The mathematical nature of the center gives it a unique vision, said Sritharan, because it overlaps with several academic departments, centers and institutes. Primarily focused on two driving themes—strategic systems of the future and signals intelligence—the center reaches into diverse areas, such as economics, energy security, global security policy and strategy.

Sritharan said the research center has a long term vision of building a group of faculty and students who would be adequately cleared to work on high-level, interdisciplinary projects of strategic importance to national security, while at the same time be able to work in the open domain keeping NPS at the scientific leading-edge.

Like most centers, it will run in concert with the existing operations of different academic departments, so that faculty with the most relevant expertise in strategic systems and signals intelligence can come together to address long-term, high-risk research in these technical areas.

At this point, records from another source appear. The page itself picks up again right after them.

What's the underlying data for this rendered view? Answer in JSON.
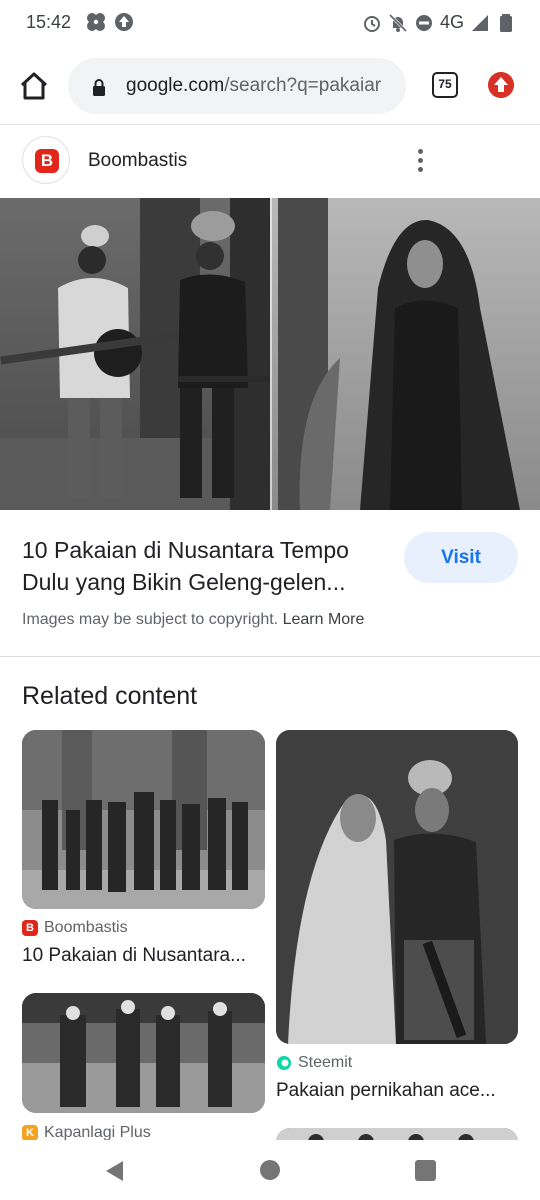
{
  "status_bar": {
    "time": "15:42",
    "network": "4G",
    "left_icons": [
      "pinwheel-icon",
      "upload-circle-icon"
    ],
    "right_icons": [
      "alarm-icon",
      "notifications-off-icon",
      "do-not-disturb-icon",
      "signal-icon",
      "battery-icon"
    ]
  },
  "browser": {
    "url_domain": "google.com",
    "url_rest": "/search?q=pakaiar",
    "tab_count": "75",
    "update_color": "#d93025"
  },
  "result": {
    "source_name": "Boombastis",
    "title": "10 Pakaian di Nusantara Tempo Dulu yang Bikin Geleng-gelen...",
    "visit_label": "Visit",
    "copyright_text": "Images may be subject to copyright.",
    "learn_more_label": "Learn More"
  },
  "related": {
    "heading": "Related content",
    "cards": [
      {
        "source": "Boombastis",
        "title": "10 Pakaian di Nusantara...",
        "favicon_color": "#e1261c",
        "favicon_letter": "B"
      },
      {
        "source": "Steemit",
        "title": "Pakaian pernikahan ace...",
        "favicon_color": "#07d7a9",
        "favicon_letter": ""
      },
      {
        "source": "Kapanlagi Plus",
        "title": "",
        "favicon_color": "#f4a224",
        "favicon_letter": "K"
      }
    ]
  },
  "colors": {
    "accent": "#1a73e8",
    "visit_bg": "#e8f0fe",
    "brand_boombastis": "#e1261c"
  }
}
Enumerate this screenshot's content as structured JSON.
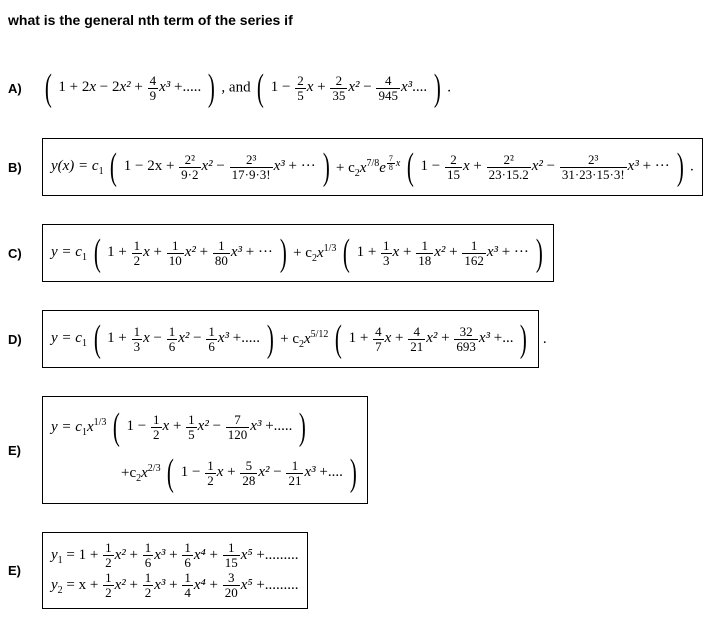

Sritharan has high aspirations for the center — a forum where researchers from multiple disciplines can put forward ideas or problems and through collaboration, and find solutions for the obstacles they might encounter in their particular specialties.

“This will bring a broad range of disciplines together,” said Sritharan, “Cyber, unmanned systems, ASW [anti-submarine warfare], space systems operations … directed energy weapons systems which are not only operationally-connected but also underpinning scientific disciplines such as signal analysis, control science, electromagnetics, etc.,” he said.

Sritharan, a longtime advocate of the continued growth of NPS’ civilian Ph.D. student population during his tenure as Dean of the Graduate School of Engineering and Applied Sciences (GSEAS), proudly noted the center’s role in graduating its first Ph.D. student, Nathan Moshman, completing his dissertation this past September.